Illinois court upholds dismissal of coach's defamation suit

Stephen Miller | Libel | Feature | October 22, 2010

The Illinois Appellate Court this week upheld a lower court’s ruling in a defamation case, granting a motion to dismiss a lawsuit brought against a group critical of a high school basketball coach’s performance.

The appellate court found no merit to former Dixon High School boys basketball coach Steve Sandholm’s lawsuit accusing a local committee of defamation and false light, and his claim that Illinois’ anti-SLAPP statute -- designed to combat meritless suits known as strategic lawsuits against public participation -- is unconstitutional, according to court documents.

Sandholm filed a lawsuit in April 2008 after being removed from the head coaching position of the basketball team in large part due to local outcry about his coaching style. A group, composed mainly of the parents of the school’s athletes, created the Save Dixon Sports Committee to push for Sandholm’s removal, documents said.

Members of the committee argued that the coach “adversely performed his job, that his coaching philosophy was to verbally abuse, bully, discourage, and desecrate players, and that [he] needed to be fired,” according to court documents.

After the committee’s complaints to the school’s principal and superintendent received little response, it began publishing concerns to its now defunct website in February 2008. The group also discussed its dissatisfaction with Sandholm on a local radio station in March of that year, documents said.

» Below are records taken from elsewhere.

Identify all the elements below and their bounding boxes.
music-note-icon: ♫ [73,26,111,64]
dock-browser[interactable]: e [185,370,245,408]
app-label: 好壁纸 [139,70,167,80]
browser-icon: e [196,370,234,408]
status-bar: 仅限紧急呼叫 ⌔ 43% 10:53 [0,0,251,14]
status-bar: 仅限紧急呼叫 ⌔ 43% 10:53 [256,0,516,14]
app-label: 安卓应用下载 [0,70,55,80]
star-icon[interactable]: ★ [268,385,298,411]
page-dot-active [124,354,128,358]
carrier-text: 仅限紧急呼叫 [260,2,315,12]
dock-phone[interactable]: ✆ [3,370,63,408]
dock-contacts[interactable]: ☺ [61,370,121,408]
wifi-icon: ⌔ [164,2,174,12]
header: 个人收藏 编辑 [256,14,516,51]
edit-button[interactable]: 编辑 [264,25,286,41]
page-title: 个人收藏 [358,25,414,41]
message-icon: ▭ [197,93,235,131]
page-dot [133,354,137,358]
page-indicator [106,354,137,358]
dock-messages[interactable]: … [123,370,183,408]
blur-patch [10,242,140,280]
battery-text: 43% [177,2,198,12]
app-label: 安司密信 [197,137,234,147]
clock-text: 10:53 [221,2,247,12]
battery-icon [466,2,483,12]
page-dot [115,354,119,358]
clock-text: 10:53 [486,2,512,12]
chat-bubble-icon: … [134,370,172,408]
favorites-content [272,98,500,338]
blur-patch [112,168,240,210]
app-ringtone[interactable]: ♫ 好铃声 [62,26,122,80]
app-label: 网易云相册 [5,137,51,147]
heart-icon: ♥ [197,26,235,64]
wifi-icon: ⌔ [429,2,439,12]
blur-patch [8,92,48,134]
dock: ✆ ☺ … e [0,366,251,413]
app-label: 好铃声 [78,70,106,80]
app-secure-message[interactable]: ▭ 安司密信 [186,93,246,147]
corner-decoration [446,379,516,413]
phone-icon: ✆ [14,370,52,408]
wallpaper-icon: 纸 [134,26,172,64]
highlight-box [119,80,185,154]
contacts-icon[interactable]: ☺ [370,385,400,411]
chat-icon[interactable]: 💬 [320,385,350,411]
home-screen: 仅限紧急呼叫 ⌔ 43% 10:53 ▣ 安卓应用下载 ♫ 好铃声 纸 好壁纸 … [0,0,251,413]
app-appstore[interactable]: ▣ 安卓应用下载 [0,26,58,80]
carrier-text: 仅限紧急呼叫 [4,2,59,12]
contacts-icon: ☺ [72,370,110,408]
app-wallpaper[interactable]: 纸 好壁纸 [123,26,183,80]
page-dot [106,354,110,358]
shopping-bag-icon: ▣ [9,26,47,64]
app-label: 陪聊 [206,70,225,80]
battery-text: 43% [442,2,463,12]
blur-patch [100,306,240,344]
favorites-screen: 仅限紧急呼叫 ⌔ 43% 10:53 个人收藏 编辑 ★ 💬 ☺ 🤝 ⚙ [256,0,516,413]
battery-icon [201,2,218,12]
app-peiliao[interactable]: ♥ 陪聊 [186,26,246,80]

The school board voted unanimously not to renew Sandholm’s contract as coach in April 2008, citing the difficulty he would have working in the environment created by the committee’s complaints, according to a 2008 article published on Sauk Valley Newspapers' website.

A lower court granted the committee’s motion to dismiss Sandholm’s lawsuit under Illinois’ Citizen Participation Act, finding that it had the effect of chilling free speech. The appellate court agreed.

The committee members' speaking publicly about their concerns “is part of the process of influencing the government to make a decision in a petitioner's favor. Defendants had a right to participate in this process,” the court said.

In his appeal, Sandholm also argued that Illinois’ anti-SLAPP law was unconstitutional because it violated his right to remedy injuries and the due process and equal protection clauses of the Illinois and U.S. Constitutions, according to court documents.

Specifically, Sandholm argued that the law unequally affected public employees.

“There is not a public employee in the state of Illinois . . . who can ever be protected from having their job interfered with under this statute,” said Stephen Fieweger, Sandholm’s lawyer. He voiced concerns that the court’s interpretation of what he considered to be an overly-broad statute opened the door for anyone to defame a public employee free of consequences.

However, the court found “that the Act provides a qualified privilege, granting more protection for speech than the common law provides, when the speech occurs in the exercise of the right to participate in government,” and that a public employee could also use the law to shield themselves from a similar lawsuit. Therefore, the court ruled, Sandholm’s rights under the Illinois constitution were not violated.

Fieweger said that he began a campaign in 2008 to have the act altered but has not garnered any support from Illinois legislators. He plans to file a petition to appeal Sandholm's case to the Illinois Supreme Court.